His fine eyebrows rose. “You’re sure of that?”

“Absolutely! You were here. You knew him. It wasn’t just a casual acquaintance. I was a kid back then. I remember you coming round. There was music. We laughed. I think…”

It was a distant memory, one so odd it stuck out.

“We used to dance.”

He laughed. “The beer used to flow in the Deacon household, Emily. Dancing was just a part of it.”

“I know. I wasn’t blind, deaf and dumb. I remember things, not the exact detail but the feeling, the atmosphere.”

He wasn’t taking the bait.

“I remember how bad that atmosphere got in 1991,” she persisted. “So bad it was what led them to divorce a few years later, I think. So what was it? I know he went away. I remember. It was my birthday. He wasn’t there. That kind of thing never happened. He always came back for my birthday. He used to say…”

The memory was so sharp, so real, it brought tears to her eyes.

“ ”When you’ve only got the one kid spoil “ em rotten.” He said it all the time. You must have heard it.“

“Must I?”

He cast an uncharacteristic look, one that just might have been fear, and returned to his desk.

“Have you asked Leapman about any of this?” he asked.

“No. What’s the point?”

“He’s your boss, isn’t he? This is business, Emily. There are rules.”

Fielding assumed she knew something. Maybe that was only to be expected.

“Thornton, I don’t think you understand. Before I came here I was a trainee geek in systems. They put me there because I was so lousy out in the field. I’m in the Bureau because it’s what I was supposed to do. Dad fixed it for me. I don’t pretend I’m good at it. Then, all of a sudden, I’m on a plane to Rome with Joel Leapman in the next seat, staring hard at his copy of The New Republic, not saying a damn word about anything. Maybe I’m here because of my Italian. Maybe because I have that degree and I know a little of the background to this pattern he keeps obsessing about.”

The pattern. That magic weave of curves and angles. She couldn’t get it out of her head.

“What pattern?” Fielding wondered.

“This.”

She picked up a pen and started sketching a sacred cut on his notepad, outlining the part that made the shape of the beast. The man, Bill Kaspar, couldn’t have done it more quickly, more fluently, she thought.

“I don’t know anything about some damn pattern,” Fielding complained, waving a hand at her. “This is your business, Emily, not mine.”

“Yes! It is my business.” Her voice rose. “But believe me. I don’t know what the hell’s going on.”

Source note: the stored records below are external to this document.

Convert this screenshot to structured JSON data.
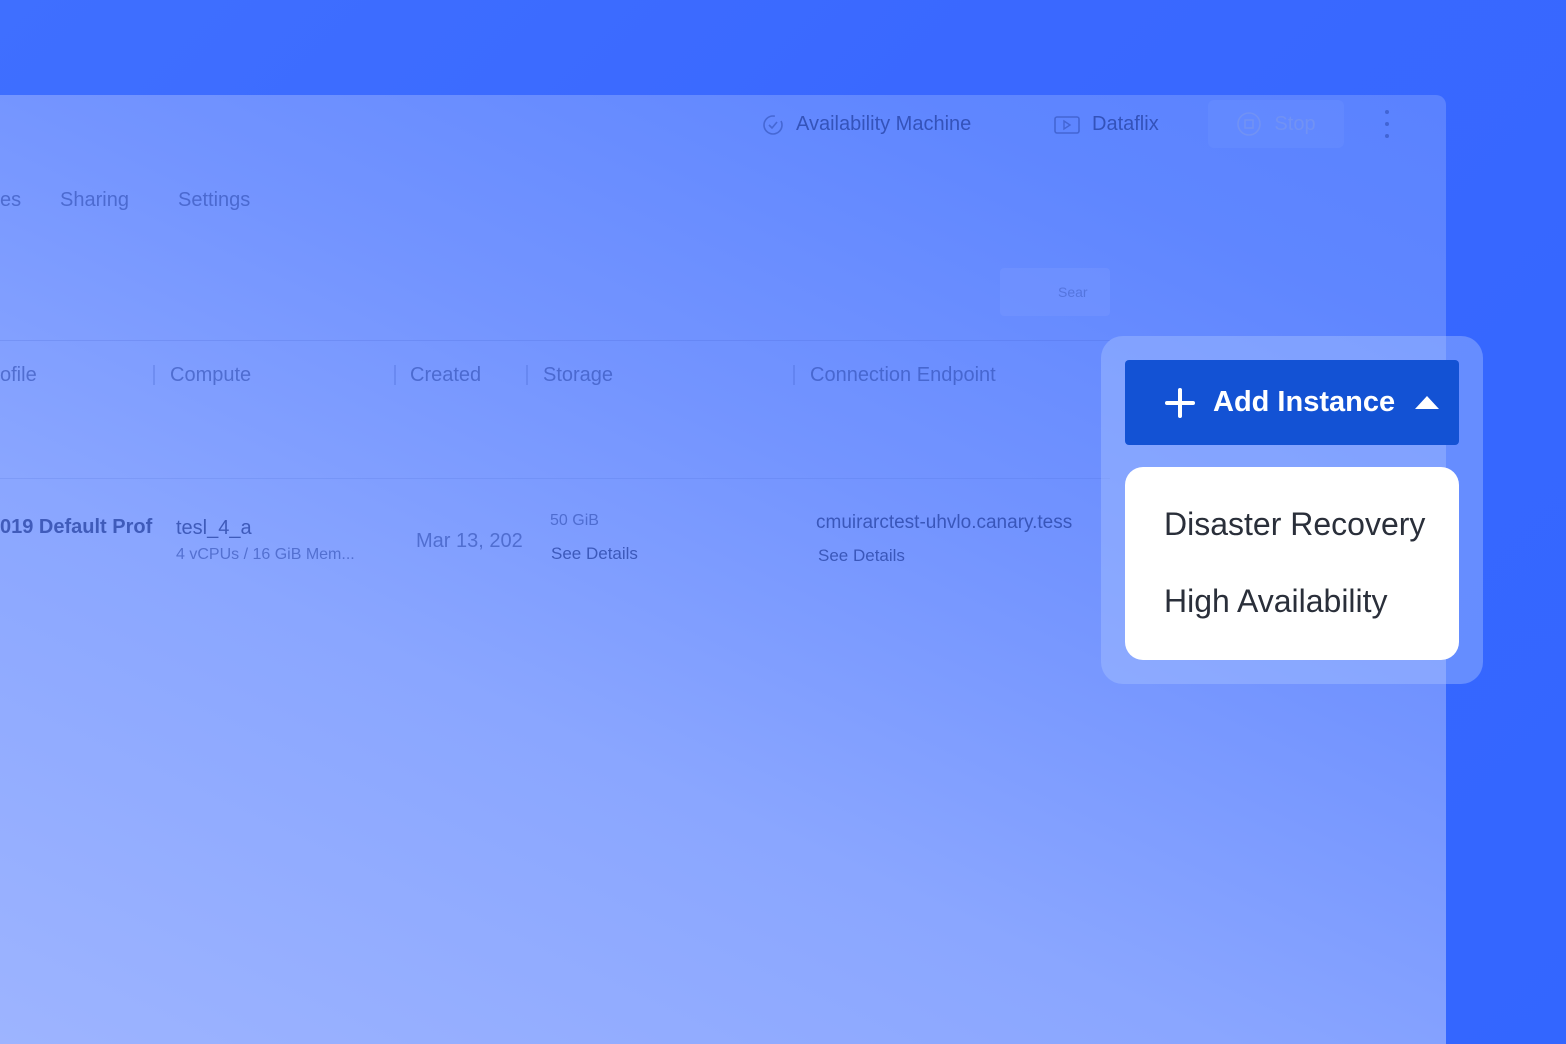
{
  "toolbar": {
    "availability_machine": "Availability Machine",
    "dataflix": "Dataflix",
    "stop": "Stop"
  },
  "tabs": [
    {
      "label": "es"
    },
    {
      "label": "Sharing"
    },
    {
      "label": "Settings"
    }
  ],
  "search": {
    "placeholder": "Sear"
  },
  "table": {
    "headers": [
      "ofile",
      "Compute",
      "Created",
      "Storage",
      "Connection Endpoint"
    ],
    "row": {
      "profile": "019 Default Prof",
      "compute_name": "tesl_4_a",
      "compute_spec": "4 vCPUs / 16 GiB Mem...",
      "created": "Mar 13, 202",
      "storage_size": "50 GiB",
      "storage_link": "See Details",
      "endpoint": "cmuirarctest-uhvlo.canary.tess",
      "endpoint_link": "See Details"
    }
  },
  "add_instance": {
    "label": "Add Instance",
    "menu": [
      "Disaster Recovery",
      "High Availability"
    ]
  },
  "colors": {
    "primary": "#1352d4",
    "background": "#3366ff"
  }
}
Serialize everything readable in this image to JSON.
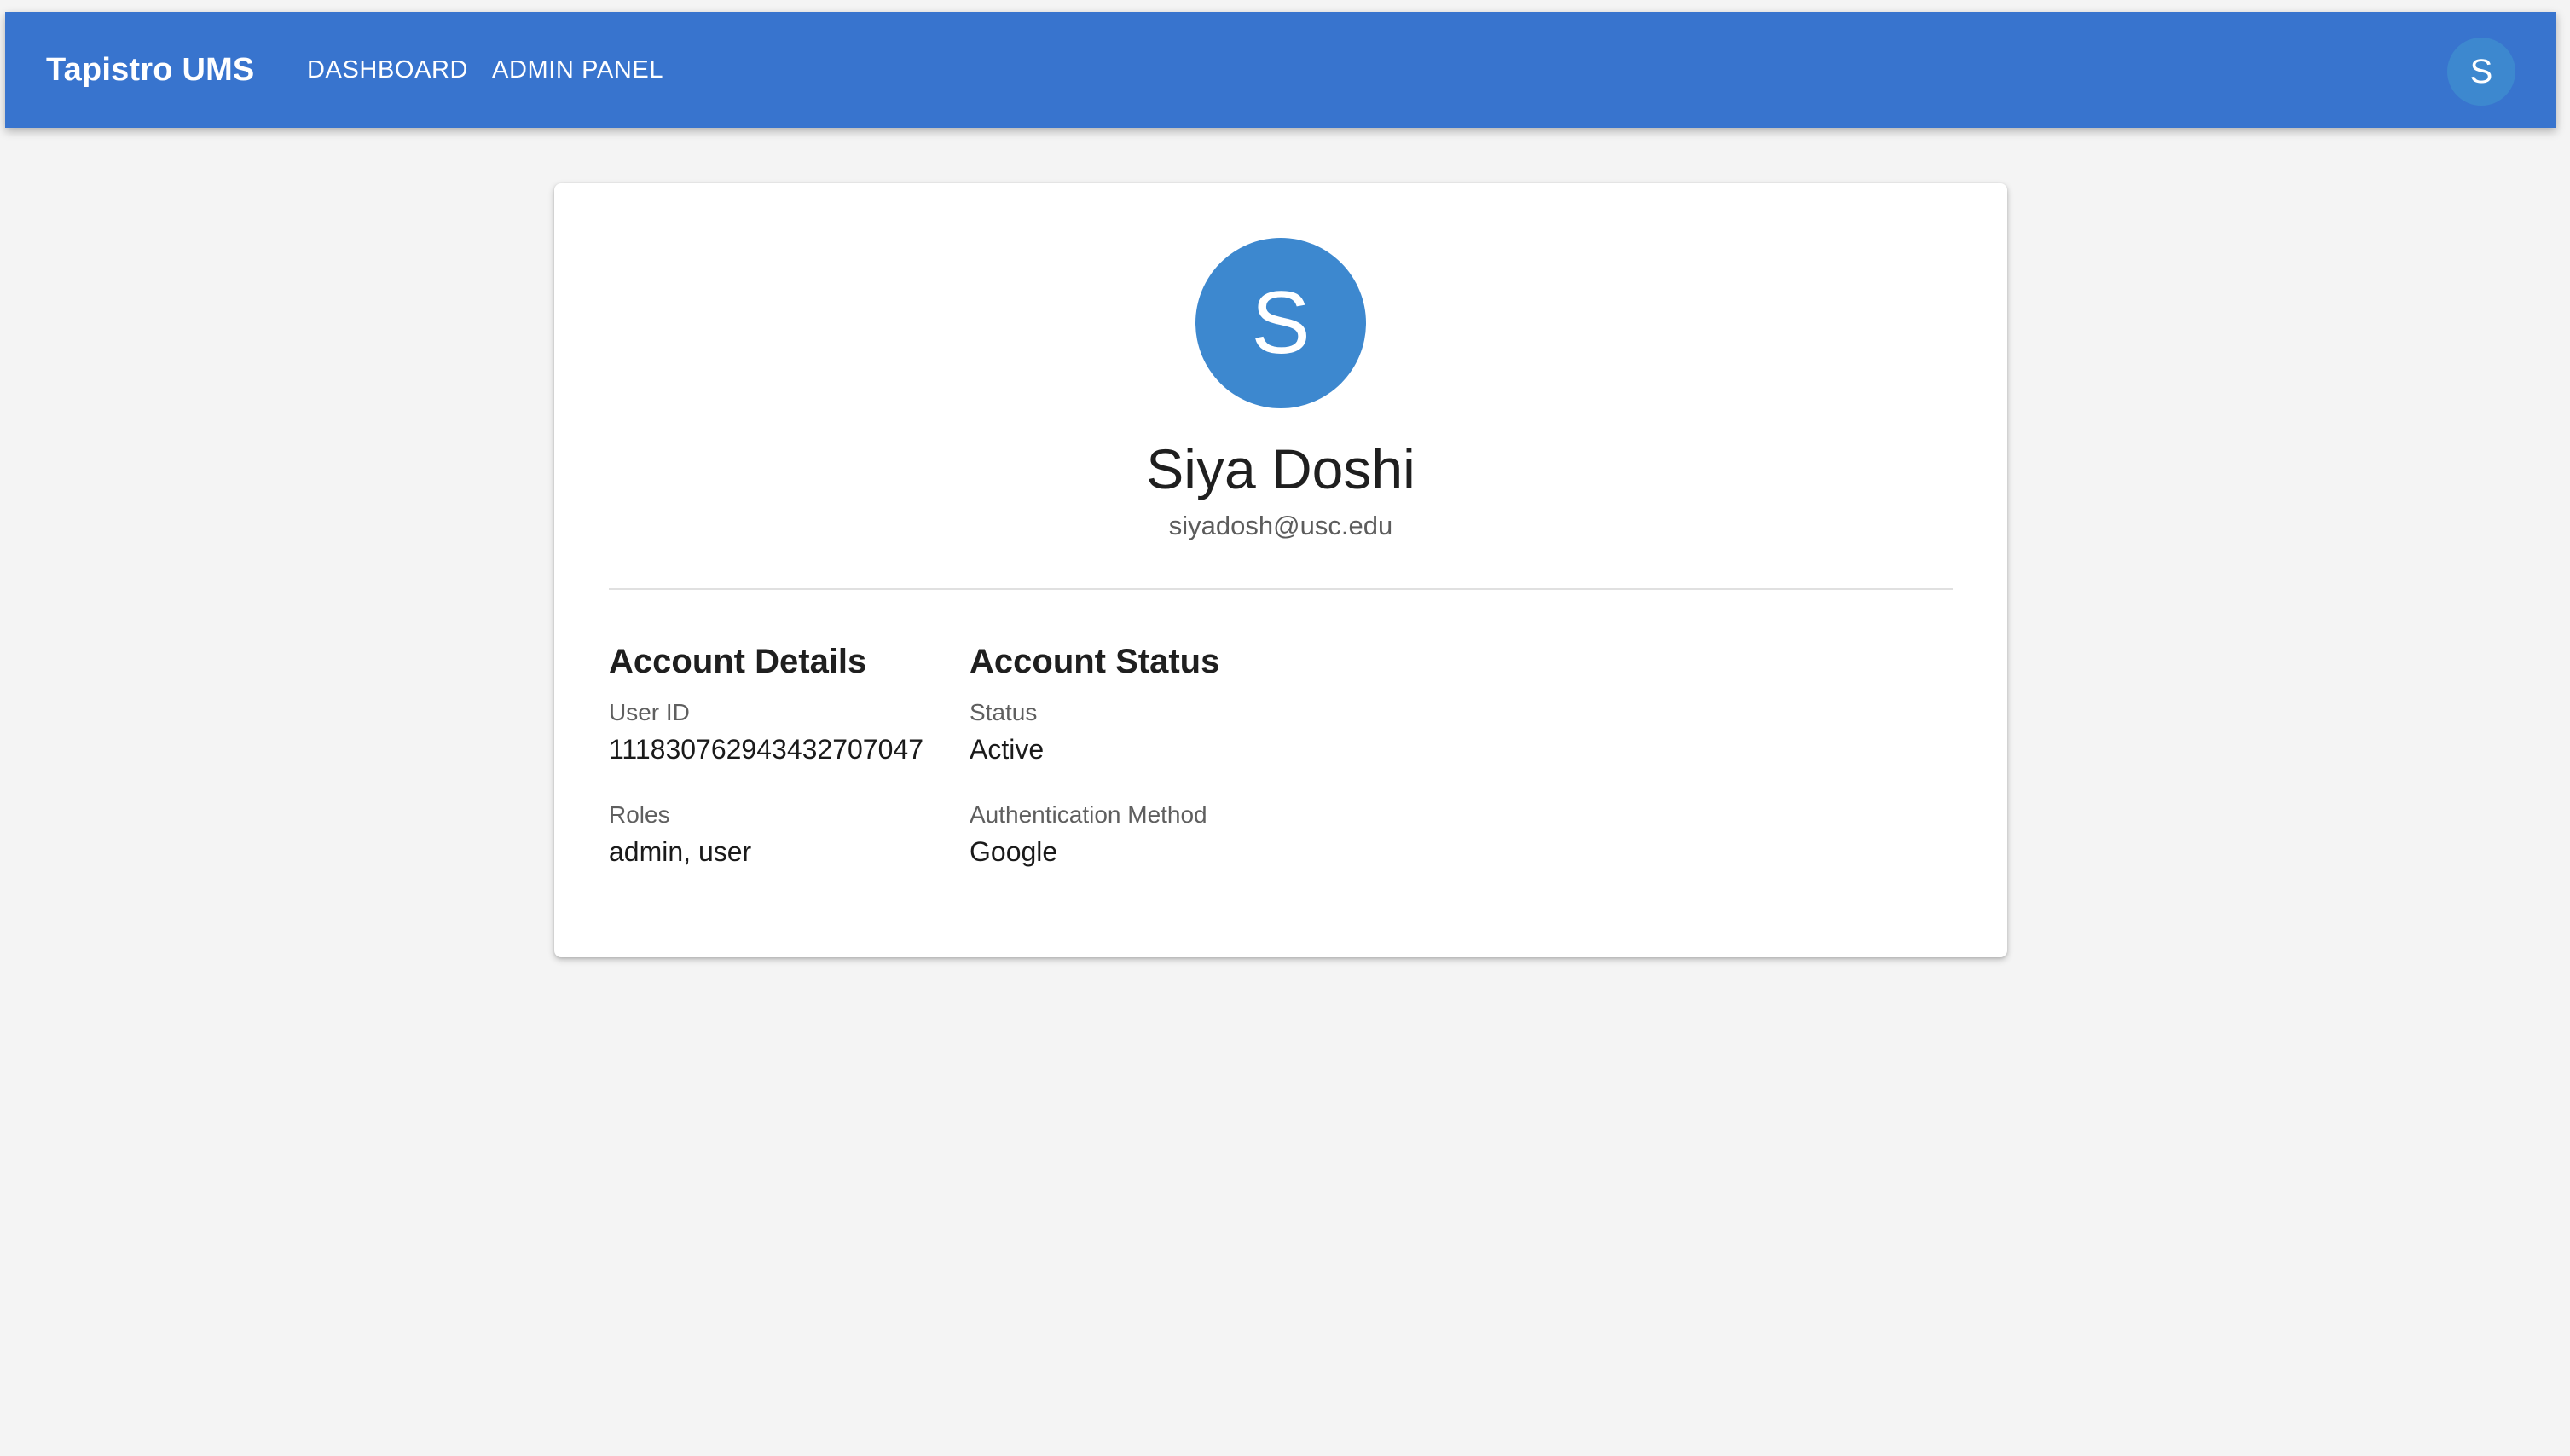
{
  "appbar": {
    "brand": "Tapistro UMS",
    "nav": {
      "dashboard": "DASHBOARD",
      "admin_panel": "ADMIN PANEL"
    },
    "avatar_initial": "S"
  },
  "profile": {
    "avatar_initial": "S",
    "name": "Siya Doshi",
    "email": "siyadosh@usc.edu"
  },
  "account_details": {
    "title": "Account Details",
    "user_id_label": "User ID",
    "user_id": "111830762943432707047",
    "roles_label": "Roles",
    "roles": "admin, user"
  },
  "account_status": {
    "title": "Account Status",
    "status_label": "Status",
    "status": "Active",
    "auth_method_label": "Authentication Method",
    "auth_method": "Google"
  },
  "colors": {
    "appbar": "#3874ce",
    "avatar": "#3d88cf",
    "background": "#f4f4f4"
  }
}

He thought about that, trying to measure if it were true or not. “Are you kidding me?”

“No!”

Fielding rubbed his hand across his mouth, thinking. “OK. Let’s say I believe you. Here’s the first piece of advice: don’t ask Leapman any of these questions. You’re right. You won’t get an answer. And it may just make things worse between you.”

“Fine,” she persisted. “So let me ask you. Again. What happened in 1991?”

An uncharacteristic sourness crossed Thornton Fielding’s face. “You’ve got books, haven’t you, Emily? You know what happened in 1991. Desert Storm. A bunch of allies got together to kick the Iraqis out of Kuwait.”

“My dad was involved in that?”

“He was the military attaché. What did you expect him to do? Stay here counting paper clips?”

So that part of her memory was accurate. He had gone away, and for some time.